Optical Character Recognition in C# Using MODI Library on 64 bit
Microsoft has provided a solution for OCR with office-2003 onwards. Microsoft Office Document Imaging Library is installed by default with the installation of office-2003 but in 2007 you have to install this library by customizing the setup. You will need to make sure that it is added by using the office 2007 installation setup. Just run the installer, click the continue button with add or remove features and change Imaging component status to “Run from my computer”. Make sure it is installed correctly.
If you have Office 2003 or latest installed, the OCR component is available for you to use.
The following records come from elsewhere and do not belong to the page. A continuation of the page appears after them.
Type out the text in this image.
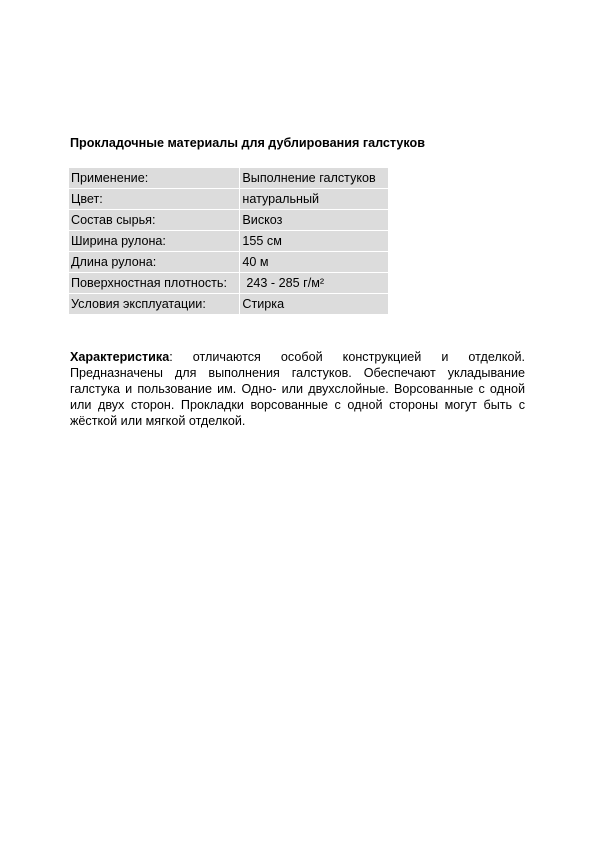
Прокладочные материалы для дублирования галстуков
Применение:	Выполнение галстуков
Цвет:	натуральный
Состав сырья:	Вискоз
Ширина рулона:	155 см
Длина рулона:	40 м
Поверхностная плотность:	243 - 285 г/м²
Условия эксплуатации:	Стирка

Характеристика: отличаются особой конструкцией и отделкой. Предназначены для выполнения галстуков. Обеспечают укладывание галстука и пользование им. Одно- или двухслойные. Ворсованные с одной или двух сторон. Прокладки ворсованные с одной стороны могут быть с жёсткой или мягкой отделкой.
The only dependency that’s added to your software is Office 2007. If your client can guarantee that machines that your software will run on have Office 2007 installed then you can provide this functionality with much ease and without any extra cost.
This library is not compatible with 64 bit OS and you have to make some changes to make it compatible with 64 bit OS (either XP or Vista).
In visual studio 2008 right click the project select properties and then go to build section and change the value of “platform target” to x86.
Adding a Reference to MODI Library.
The name of the COM object that you need to add as a reference is for office 2007 it is Microsoft Office Document Imaging 12.0 Type Library and for office 2003 it is Microsoft Office Document Imaging 11.0 Type Library.
After adding the required library you can use the OCR library in the following lines of code.
Using the MODI Library.
string strText = “” ;
// Instantiate the MODI.Document object
MODI.Document md = new MODI.Document();
// The Create method grabs the picture from
// disk snd prepares for OCR.
md.Create(“c:\abc.bmp”);
// Do the OCR.
md.OCR(MODI.MiLANGUAGES.miLANG_ENGLISH, true, true);
// Get the first (and only image)
MODI.Image image = (MODI.Image)md.Images[0];
// Get the layout.
MODI.Layout layout = image.Layout;
// Loop through the words.
for (int j = 0; j < layout.Words.Count; j++)
{
// Get this word.
MODI.Word word = (MODI.Word)layout.Words[j];
// Add a blank space to separate words.
if (strText.Length > 0)
{
strText += ” “;
}
// Add the word.
strText += word.Text;
}
// Close the MODI.Document object.
md.Close(false);
that’s all .